The Facts: Released on November 18, 1994, The Professional (as it was called in the U.S.) was Luc Besson’s Hollywood real Hollywood breakthrough after helming La Femme Nikita and the French films Subway and The Big Blue. Although it received zero nominations from stateside critics groups, the film was nominated for seven Cesars (the French Academy Awards), including best music, best actor for Jean Reno, best director for Besson, and best picture. Ultimately the film only grossed about $20 million domestically, but it still maintains a respectable 74% fresh at Rotten Tomatoes. And of course, it introduced the world to Natalie Portman, whose performance as Mathilda is still one of the best in her entire career.

What Still Works: The relationship between Reno’s Leon and Portman’s Mathilda cements the film’s more visceral elements and truly elevates what could have been standard-fare (or even superlative) action to something more substantial. Besson has always been more of an intuitive and emotional filmmaker than an intellectual one – the them of his follow-up, The Fifth Element, is unapologetically “love conquers evil” – but here he perfectly balances the sentimentality of their budding bond with the harsh and inescapable realities of what Leon does for a living.

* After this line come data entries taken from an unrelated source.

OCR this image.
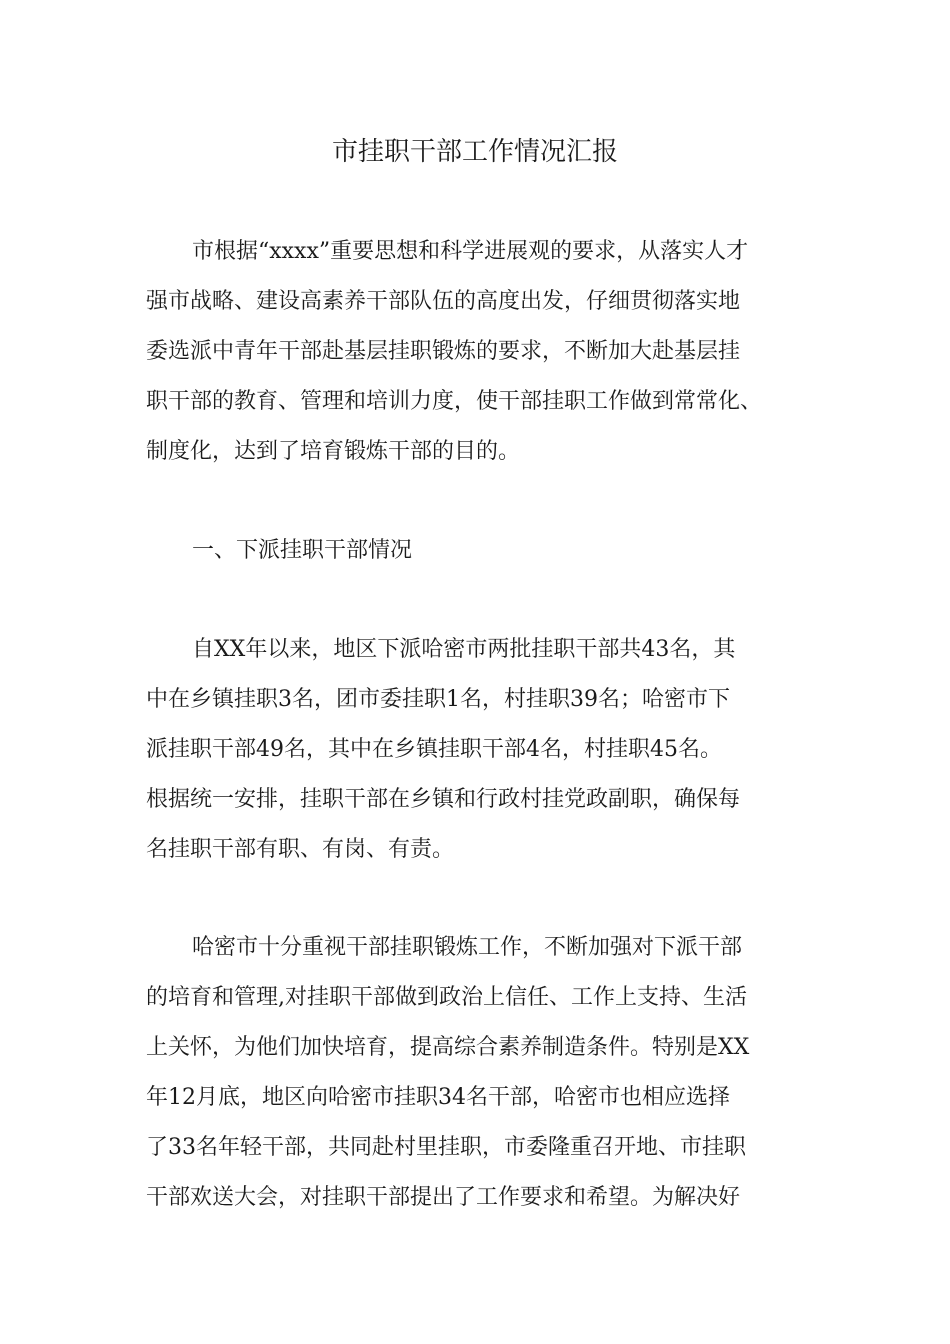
市挂职干部工作情况汇报
市根据“xxxx”重要思想和科学进展观的要求，从落实人才
强市战略、建设高素养干部队伍的高度出发，仔细贯彻落实地
委选派中青年干部赴基层挂职锻炼的要求，不断加大赴基层挂
职干部的教育、管理和培训力度，使干部挂职工作做到常常化、
制度化，达到了培育锻炼干部的目的。
一、下派挂职干部情况
自XX年以来，地区下派哈密市两批挂职干部共43名，其
中在乡镇挂职3名，团市委挂职1名，村挂职39名；哈密市下
派挂职干部49名，其中在乡镇挂职干部4名，村挂职45名。
根据统一安排，挂职干部在乡镇和行政村挂党政副职，确保每
名挂职干部有职、有岗、有责。
哈密市十分重视干部挂职锻炼工作，不断加强对下派干部
的培育和管理,对挂职干部做到政治上信任、工作上支持、生活
上关怀，为他们加快培育，提高综合素养制造条件。特别是XX
年12月底，地区向哈密市挂职34名干部，哈密市也相应选择
了33名年轻干部，共同赴村里挂职，市委隆重召开地、市挂职
干部欢送大会，对挂职干部提出了工作要求和希望。为解决好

Remarkably, however, Besson creates one really fascinating scenario after the next, not only as a set piece to thrill the pulse, but one after another that focuses and utilizes the little character details that are introduced throughout the film. For example, Leon’s ongoing fitness regimen comes into play when he’s suspended over the doorway in a hotel room where he’s being attacked; or although Leon develops a great sense of humanity through his interactions with Mathilda, he also gains literacy, which helps him deal with Tony (Danny Aiello), much to Tony’s chagrin. At the same time, these little details aren’t overstated, nor are the backgrounds and back stories of the characters, so that when Tony mentions Leon’s troubled history with women, it conveys his emotional immaturity without needing to provide a concrete description of how and why he ended up in the states as a hitman for an Italian bookie.

What Doesn’t Work: Surprisingly little, although anyone who was already troubled by the film’s vaguely romantic coupling of Leon and Mathilda will be no more reassured 15 years later. Some of this is emphasized in the extended cut (which with the release of this Blu-ray is for the first time available on the same disc as the theatrical version), but in both, Besson doesn’t skirt the idea that Mathilda has been forced to grow up faster than she might be ready for, which is why she seems to be exploring her budding womanhood when she talks to Leon – which produces appropriately outrageous results.

But the subtle examination of this mentor/ parent-child/ romantic relationship is just one part of the film, and the movie is fairly clear in suggesting that such a coupling would be inappropriate – not the least of which because she often seems more mature than he does – and rescues the film from turning into something other than a redemption story for these two characters.

What’s The Verdict: As Leon or The Professional, Besson’s film holds up beautifully, not only from a thematic and emotional standpoint but technically: in every frame of film, you can see that Besson is a born filmmaker, creating a fluidity and a beauty in his set pieces that emphasizes both the energy of the sequence and its emotional foundations. Personally I think that the two versions are equally good, if only because as interesting as the sequences are of Mathilda and Leon actually doing jobs together, the extended cut runs a little bit long and seems unnecessary in telling the core story of Leon and Mathilda’s relationship with one another; but as a quasi-irresponsible tale of a little girl who becomes a hitman or a hitman who regains his humanity with the help of a little girl, The Professional is a truly fantastic film, and still one of my all-time favorites.